Un pasto inaspettato che lascia senza parole

**Diario di un marito umiliato**

“Qui almeno mangio decentemente, non la tua brodaglia!” sibilò l’uomo accanto al buffet. Ma la mia risposta, servita sul suo piatto, lo fece impallidire.

Chi è sposato da anni sa che i mariti sono di due tipi. Alcuni mangiano tutto ciò che prepari e ringraziano pure. Altri, come il mio Massimo, trovano in ogni piatto un motivo per criticare.

In trent’anni di matrimonio, ho sentito solo: “La minestra è troppo salata”, “Le patate sono crude”, “La mamma faceva le polpette morbide, non queste suole di scarpe”. Un vero tesoro, che carattere!

A dire il vero, avevo iniziato a credere di non saper cucinare. Ma mi impegnavo, ragazze, come una pazza! Compravo libri di ricette, guardavo programmi di cucina.

Gli preparavo di tutto: sformati in cocotte, anatra alle mele a Capodanno, ragù che cuocevo per ore. E in cambio? Smorfie e paragoni con sua madre defunta.

Negli ultimi anni, un altro problema: il peso. Massimo aveva la pressione alle stelle, colesterolo fuori controllo.

Il medico, un vecchietto severo, gli disse chiaro: “Massimo, un altro attacco e potresti non rialzarti. Niente fritti, grassi o salati. Solo dieta.” E chi doveva controllare? Io, ovviamente.

Cucinavo al vapore, senza olio, sale solo nel piatto. Lui brontolava: “Mi affami con questa erba!” Ci voleva una pazienza infinita!

Quando partimmo per un hotel all-inclusive, sospirai di sollievo. Finalmente riposo dalla cucina e dai suoi commenti. Che mangiasse pure fuori, avrebbe visto che il ristorante non è sempre meglio. Ma mi sbagliavo…

Dal primo giorno, la vacanza diventò un inferno gastronomico. Al buffet, Massimo perse la testa. Il suo piatto era un’opera d’arte: risotto al burro, arrosto, insalata con maionese e pure una fetta di pizza.

Io timidamente ricordavo: “Massì, il dottore ha detto… la pressione…” Lui mi zittiva: “Non rompere! Sono in vacanza! Ho pagato, mangio quello che voglio! Finalmente cibo vero, non i tuoi intrugli!”

E così, mentre lui ingozzava pancetta, io stuzzicavo insalata, sentendomi più badante che moglie. Ridicolo e triste.

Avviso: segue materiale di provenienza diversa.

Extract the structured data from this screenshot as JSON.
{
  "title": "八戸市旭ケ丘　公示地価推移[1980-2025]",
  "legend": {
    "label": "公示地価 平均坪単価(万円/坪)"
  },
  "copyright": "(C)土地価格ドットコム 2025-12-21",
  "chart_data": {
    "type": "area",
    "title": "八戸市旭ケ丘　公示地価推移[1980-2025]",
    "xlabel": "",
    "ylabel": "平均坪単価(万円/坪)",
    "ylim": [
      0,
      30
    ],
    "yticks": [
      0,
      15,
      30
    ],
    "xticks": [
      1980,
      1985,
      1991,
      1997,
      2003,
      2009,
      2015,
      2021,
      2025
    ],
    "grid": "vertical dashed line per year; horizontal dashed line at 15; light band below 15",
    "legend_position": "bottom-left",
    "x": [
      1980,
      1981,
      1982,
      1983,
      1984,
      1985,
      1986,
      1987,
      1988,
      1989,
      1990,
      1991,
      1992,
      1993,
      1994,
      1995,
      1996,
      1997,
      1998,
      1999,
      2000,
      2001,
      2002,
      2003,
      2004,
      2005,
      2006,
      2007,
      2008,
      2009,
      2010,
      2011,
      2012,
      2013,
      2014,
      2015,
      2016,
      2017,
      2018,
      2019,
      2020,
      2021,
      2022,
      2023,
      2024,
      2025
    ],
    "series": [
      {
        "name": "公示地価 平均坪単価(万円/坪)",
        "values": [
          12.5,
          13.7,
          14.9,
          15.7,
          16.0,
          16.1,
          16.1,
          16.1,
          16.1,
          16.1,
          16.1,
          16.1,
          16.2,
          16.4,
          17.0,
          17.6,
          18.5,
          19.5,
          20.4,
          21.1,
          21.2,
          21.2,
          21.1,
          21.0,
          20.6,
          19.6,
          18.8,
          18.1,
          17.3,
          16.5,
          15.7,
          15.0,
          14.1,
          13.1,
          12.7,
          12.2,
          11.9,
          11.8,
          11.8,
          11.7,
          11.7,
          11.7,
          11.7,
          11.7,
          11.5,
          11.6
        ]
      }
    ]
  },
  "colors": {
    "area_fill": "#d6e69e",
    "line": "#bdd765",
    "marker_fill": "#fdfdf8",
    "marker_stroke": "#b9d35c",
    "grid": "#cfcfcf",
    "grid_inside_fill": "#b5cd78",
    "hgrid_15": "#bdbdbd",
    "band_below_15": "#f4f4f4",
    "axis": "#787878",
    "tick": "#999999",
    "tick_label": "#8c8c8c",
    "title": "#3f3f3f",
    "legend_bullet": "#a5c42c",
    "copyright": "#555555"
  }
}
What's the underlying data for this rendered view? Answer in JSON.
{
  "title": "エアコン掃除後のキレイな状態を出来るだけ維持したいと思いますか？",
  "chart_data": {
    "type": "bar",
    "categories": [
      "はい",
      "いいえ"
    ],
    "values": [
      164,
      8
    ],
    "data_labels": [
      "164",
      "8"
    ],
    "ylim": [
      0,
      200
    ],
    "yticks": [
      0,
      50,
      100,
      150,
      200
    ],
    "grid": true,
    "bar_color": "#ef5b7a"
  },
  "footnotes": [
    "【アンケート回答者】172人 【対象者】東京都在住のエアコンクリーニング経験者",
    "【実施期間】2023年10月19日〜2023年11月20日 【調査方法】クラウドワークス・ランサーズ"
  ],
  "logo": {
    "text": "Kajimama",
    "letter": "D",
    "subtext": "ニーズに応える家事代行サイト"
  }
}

Passarono giorni. Lui mangiava, io tacevo. Lui lodava gli chef, io serravo i denti. Finché una sera non ne potei più.

Mentre assaggiava un arrosto untuoso, esclamò: “Ecco il vero cibo! Saporito, succulento! Non come la tua brodaglia insipida!”

Ragazze, quasi lasciai cadere la forchetta. Trent’anni ai fornelli, e questa la ricompensa?

La rabbia esplose. “Ah sì? Vuoi cibo ‘vero’? Eccotelo!”

La sera dopo, sorridente, mi avvicinai al buffet. “Massì, siediti. Oggi cucino io per te.”

Presi un piatto enorme. Vi ammucchiai costolette fritte, patatine, insalate strapiene, salse piccanti e salsicce in crosta. Il cuoco mi fissava come fossi matta.

Lo posi davanti a lui, sorridendo: “Mangia, amore! Tutto il meglio per te. Buon appetito!”

La gente intorno rise. Lui impallidì, poi arrossì. Nei miei occhi vide non amore, ma ghiaccio.

“Cosa… cosa fai?” sussurrò.

“Non ti piace? È il cibo che volevi, no?”

Rimase pietrificato. Scandalo? Impossibile, ero la moglie premurosa. Mangiare? Un suicidio.

Dopo cinque minuti, spinse via il piatto. Per il resto della vacanza, mangiò solo petto di pollo e verdure. E mi guardava con timore.

Morale della storia: a volte, una lezione servita nel piatto è più efficace di mille parole.